Massachusetts was the first state to assert that slavery no longer could exist. The new Constitutional also dropped any religious tests for political office, though local tax money had to be paid to support local churches. People who belonged to non-Congregational churches paid their tax money to their own church. (The churchless paid to the Congregatinalists.) Baptist leader Isaac Backus vigorously fought these provisions, arguing people should have freedom of choice regarding financial support of religion.
Shays' Rebellion or Shays's Rebellion was an armed uprising in western Massachusetts from 1786 to 1787. The rebels, led by Daniel Shays and known as Shaysites (or "Regulators"), were mostly small farmers angered by crushing debt and taxes. Failure to repay such debts often resulted in imprisonment in debtor's prisons. A rebellion started on August 29, 1786. A Massachusetts militia that had been raised as a private army defeated the main Shaysite force on February 3, 1787. There was a lack of an institutional response to the uprising, which energized calls to reevaluate the Articles of Confederation and gave strong impetus to the Constitutional Convention which began in May 1787.
[edit] Leader in industrialization 1815–1860
Massachusetts became a national and world leader in industrialization, with its mastery of machine tools. Boston capital funded textile mills in many towns; the new textile cities of Lowell and Lawrence were founded. Mill owners, after briefly using local farm women, Lowell girls, brought in Irish and French Canadian workers. The immigrant work force worked for little pay, at long hours and died young from respitory problems and unsafe machinery. Child labor was heavily used during this time, and the mill families lived in harsh poverty. Lowell grew to a city of 30,000 people, 300,000 spindles and 9000 looms. Its mills were highly integrated and centrally controlled. An ingenious canal system provided the water power that drove the machinery (steam engines came much later). In output per worker-hour it could claim to be the most efficient textile center in the world. Industrial cities, especially Worcester and Springfield became world leaders in machinery. Boston did not have factories, but it became increasingly important as the transportation hub of all of New England, as well as a national leader in finance, law, medicine, learning, and publishing.
On March 15, 1820, the District of Maine was separated from Massachusetts and entered the Union as the 23rd State as a result of the enactment of the Missouri Compromise.

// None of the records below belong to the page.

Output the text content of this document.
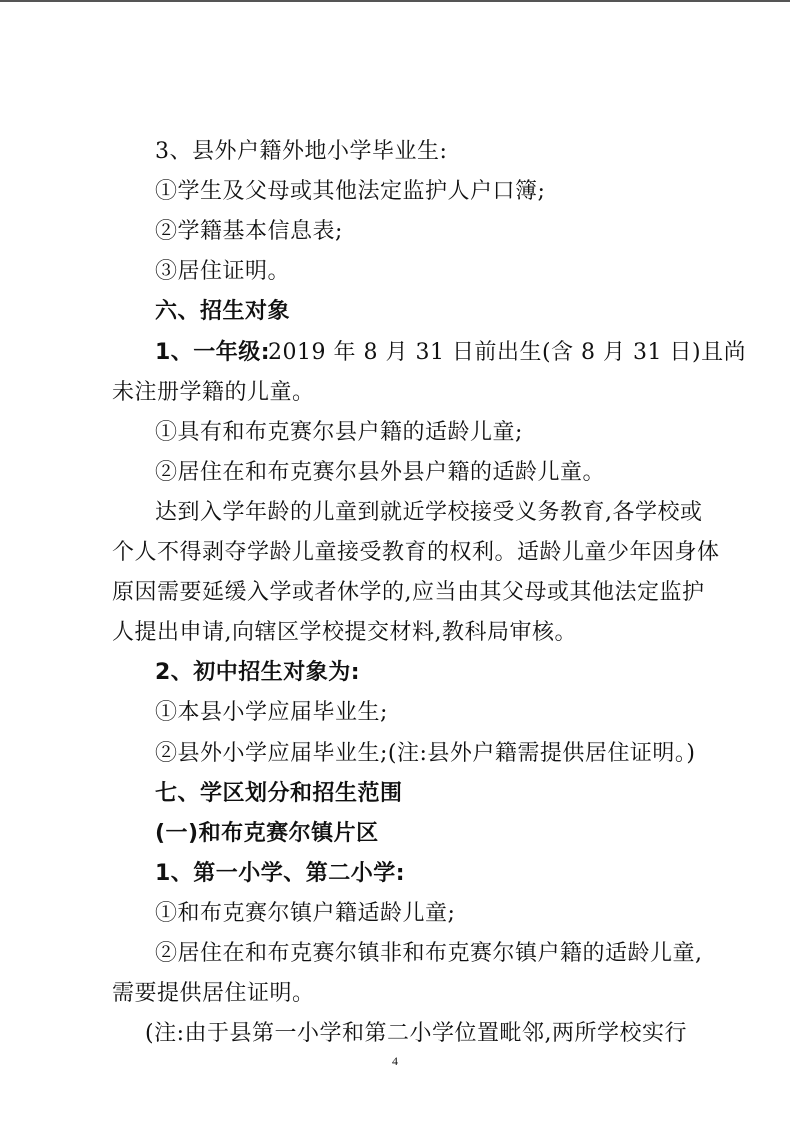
3、县外户籍外地小学毕业生:
①学生及父母或其他法定监护人户口簿;
②学籍基本信息表;
③居住证明。
六、招生对象
1、一年级:
2019 年 8 月 31 日前出生(含 8 月 31 日)且尚
未注册学籍的儿童。
①具有和布克赛尔县户籍的适龄儿童;
②居住在和布克赛尔县外县户籍的适龄儿童。
达到入学年龄的儿童到就近学校接受义务教育,各学校或
个人不得剥夺学龄儿童接受教育的权利。适龄儿童少年因身体
原因需要延缓入学或者休学的,应当由其父母或其他法定监护
人提出申请,向辖区学校提交材料,教科局审核。
2、初中招生对象为:
①本县小学应届毕业生;
②县外小学应届毕业生;(注:县外户籍需提供居住证明。)
七、学区划分和招生范围
(一)和布克赛尔镇片区
1、第一小学、第二小学:
①和布克赛尔镇户籍适龄儿童;
②居住在和布克赛尔镇非和布克赛尔镇户籍的适龄儿童,
需要提供居住证明。
(注:由于县第一小学和第二小学位置毗邻,两所学校实行
4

Stung by New York City's control of western markets via the Erie Canal, Massachusetts turned to railroads. (With so many hills a canal system would not have worked.) The Granite Railway in 1826 became the first commercial railroad in the nation. In 1830 the legislature chartered three new railroads--the Boston and Lowell, the Boston and Providence, and most important of all, the Boston and Worcester. In 1833 it chartered the Western Railroad to connect Worcester with Albany and the Erie Canal. The system flourished and western grain began flowing to the port of Boston for export to Europe.
Horace Mann made the state system of schools the national model. The state made its mark in Washington with such political leaders as Daniel Webster and Charles Sumner. Building on the many activist Congregational churches, abolitionism flourished. William Lloyd Garrison was the outstanding spokesperson, though many "cotton Whig" mill owners complained that the agitation was bad for their strong business ties to southern cotton planters. The Congregationalists remained dominant in rural areas but in the cities a new religious sensibility had replaced their strait-laced Calvinism. By 1826, reported Harriet Beecher Stowe:
All the literary men of Massachusetts were Unitarians. All the trustees and professors of Harvard College were Unitarians. All the élite of wealth and fashion crowded Unitarian churches. The judges on the bench were Unitarian, giving decisions by which the peculiar features of church organization, so carefully ordained by the Pilgrim fathers, had been nullified.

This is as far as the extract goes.